Fehlt - wie hier - die Zustimmung des neuen Beklagten, kann ausnahmsweise dennoch der Parteiwechsel zugelassen werden, wenn er objektiv sachdienlich ist (Schumann in Stein / Jonas, a.a.O., § 264, Rdnr. 117; Wilckens, MDR 1957, 207)

und die Verweigerung rechtsmißbräuchlich ist (BGHZ 21, 285; NJW 1974, 750; Baumbach / Lauterbach / Albers / Hartmann, a.a.O., § 263, Rdnr. 11, Thomas / Putzo, a.a.O., Vorb. zu § 50, Rdnr. 23; Schumann in Stein / Jonas, a.a.O., § 264, Rdnr. 112; a.A. Bötticher, MDR 1958, 330)

und dem neuen Beklagten kein prozessualer Nachteil droht (BGH, Urt. vom 4.10.1985 - V ZR 136/84 -, JuS 1986, 655; Kopp, VwGO, 10.Aufl. 1994, § 91, Rdnr. 16).

Die Frage, ob und wann die Zustimmungsverweigerung rechtsmißbräuchlich ist, läßt sich nicht allgemeinverbindlich sagen. Es bedarf dazu einer genauen Analyse der jeweiligen Fallkonstellation (so zutreffend Roth, NJW 1988, 2977).

Es kommt darauf an, daß dem neuen Beklagten der Verlust einer Tatsacheninstanz im Interesse der Prozeßökonomie zuzumuten ist, ohne ihm einen effektiven Rechtsschutz zu verweigern, für den ihm die Rechtsordnung nun einmal zwei Tatsacheninstanzen zur Verfügung stellt.

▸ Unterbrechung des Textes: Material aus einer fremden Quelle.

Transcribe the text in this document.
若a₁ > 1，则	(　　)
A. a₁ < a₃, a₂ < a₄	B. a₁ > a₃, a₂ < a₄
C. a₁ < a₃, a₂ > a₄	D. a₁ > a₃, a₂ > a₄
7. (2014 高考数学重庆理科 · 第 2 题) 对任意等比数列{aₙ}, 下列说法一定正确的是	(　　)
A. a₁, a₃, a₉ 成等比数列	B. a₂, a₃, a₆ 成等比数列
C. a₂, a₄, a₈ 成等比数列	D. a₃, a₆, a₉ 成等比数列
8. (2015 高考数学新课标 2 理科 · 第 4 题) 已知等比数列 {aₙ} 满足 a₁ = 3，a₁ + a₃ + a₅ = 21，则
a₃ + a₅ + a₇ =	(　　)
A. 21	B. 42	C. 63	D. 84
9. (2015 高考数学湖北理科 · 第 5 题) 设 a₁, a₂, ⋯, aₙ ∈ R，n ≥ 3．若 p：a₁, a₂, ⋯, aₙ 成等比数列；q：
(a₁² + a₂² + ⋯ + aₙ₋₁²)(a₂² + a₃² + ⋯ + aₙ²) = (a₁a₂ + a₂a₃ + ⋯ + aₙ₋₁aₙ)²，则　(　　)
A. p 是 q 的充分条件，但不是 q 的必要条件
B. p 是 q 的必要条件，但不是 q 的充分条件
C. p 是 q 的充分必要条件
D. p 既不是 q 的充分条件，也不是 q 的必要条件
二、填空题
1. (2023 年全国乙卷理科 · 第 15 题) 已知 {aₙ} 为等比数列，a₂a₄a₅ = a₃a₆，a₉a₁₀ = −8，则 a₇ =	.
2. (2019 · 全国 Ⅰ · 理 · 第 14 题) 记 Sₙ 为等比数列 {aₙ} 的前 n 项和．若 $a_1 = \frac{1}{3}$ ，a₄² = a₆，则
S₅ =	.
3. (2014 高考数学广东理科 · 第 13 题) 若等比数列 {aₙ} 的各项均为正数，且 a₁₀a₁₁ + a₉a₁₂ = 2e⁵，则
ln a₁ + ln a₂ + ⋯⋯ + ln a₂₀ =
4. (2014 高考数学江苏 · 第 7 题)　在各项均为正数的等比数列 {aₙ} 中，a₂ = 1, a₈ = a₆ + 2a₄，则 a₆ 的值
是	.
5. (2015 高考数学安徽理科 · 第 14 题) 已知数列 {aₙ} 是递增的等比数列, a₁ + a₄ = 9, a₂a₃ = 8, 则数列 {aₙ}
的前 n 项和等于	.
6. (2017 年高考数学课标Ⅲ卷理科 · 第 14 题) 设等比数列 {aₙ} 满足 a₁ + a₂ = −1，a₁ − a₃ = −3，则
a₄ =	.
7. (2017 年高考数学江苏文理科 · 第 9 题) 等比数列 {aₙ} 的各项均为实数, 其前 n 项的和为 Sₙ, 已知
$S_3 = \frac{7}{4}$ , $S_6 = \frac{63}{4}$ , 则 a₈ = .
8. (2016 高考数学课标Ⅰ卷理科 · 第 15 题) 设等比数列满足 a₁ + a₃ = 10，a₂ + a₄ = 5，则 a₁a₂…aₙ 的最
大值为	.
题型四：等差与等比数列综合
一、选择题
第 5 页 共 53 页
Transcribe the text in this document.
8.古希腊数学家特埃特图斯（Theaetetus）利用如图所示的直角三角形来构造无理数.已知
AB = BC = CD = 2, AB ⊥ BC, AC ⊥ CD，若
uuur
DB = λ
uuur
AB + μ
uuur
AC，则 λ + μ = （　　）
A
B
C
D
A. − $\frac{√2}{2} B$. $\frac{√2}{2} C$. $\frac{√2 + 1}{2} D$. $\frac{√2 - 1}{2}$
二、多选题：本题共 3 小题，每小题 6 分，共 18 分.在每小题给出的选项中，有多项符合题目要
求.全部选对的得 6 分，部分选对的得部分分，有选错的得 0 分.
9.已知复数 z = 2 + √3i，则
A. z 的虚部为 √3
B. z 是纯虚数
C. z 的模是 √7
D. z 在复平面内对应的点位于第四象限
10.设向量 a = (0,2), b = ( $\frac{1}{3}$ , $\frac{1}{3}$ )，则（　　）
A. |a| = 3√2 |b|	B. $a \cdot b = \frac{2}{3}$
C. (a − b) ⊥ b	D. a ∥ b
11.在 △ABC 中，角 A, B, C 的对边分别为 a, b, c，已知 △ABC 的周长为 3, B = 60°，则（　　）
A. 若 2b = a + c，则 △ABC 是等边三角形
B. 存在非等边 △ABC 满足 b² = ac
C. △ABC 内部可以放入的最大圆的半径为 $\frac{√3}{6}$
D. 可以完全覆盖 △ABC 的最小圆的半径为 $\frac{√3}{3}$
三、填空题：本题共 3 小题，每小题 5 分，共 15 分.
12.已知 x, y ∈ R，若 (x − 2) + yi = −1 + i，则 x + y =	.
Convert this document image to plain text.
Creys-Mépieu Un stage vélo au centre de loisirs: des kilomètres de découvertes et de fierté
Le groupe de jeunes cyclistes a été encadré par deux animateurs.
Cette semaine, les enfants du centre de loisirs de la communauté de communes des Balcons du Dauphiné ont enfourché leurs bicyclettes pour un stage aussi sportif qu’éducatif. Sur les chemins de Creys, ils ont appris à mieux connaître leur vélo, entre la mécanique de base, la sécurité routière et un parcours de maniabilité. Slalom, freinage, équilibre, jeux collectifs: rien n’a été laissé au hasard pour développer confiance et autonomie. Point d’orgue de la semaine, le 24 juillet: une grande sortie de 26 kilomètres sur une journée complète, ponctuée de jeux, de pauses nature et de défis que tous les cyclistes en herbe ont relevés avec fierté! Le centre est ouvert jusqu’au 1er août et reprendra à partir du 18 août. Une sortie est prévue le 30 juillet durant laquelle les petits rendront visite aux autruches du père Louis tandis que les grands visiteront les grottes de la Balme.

- An einer beachtlichen Beeinträchtigung des neuen Beklagten kann es schon dann fehlen, wenn - wie hier - die entscheidungserheblichen Tatsachen unstreitig feststehen, denn die Verfahrensordnung räumt keinen Anspruch auf rechtliche Würdigung in zwei Instanzen ein (so BVerwG, Urt. vom 26.9.1957 - I CB 51.57 - , DVBI 1959, 61 [ = Revisionsentscheidung zu OVG Koblenz, Urt. vom 24.1.1957 - 1 A 17/55 -, AS 5, 382, das die Zulässigkeit des Beklagtenwechsel abgelehnt hatte]).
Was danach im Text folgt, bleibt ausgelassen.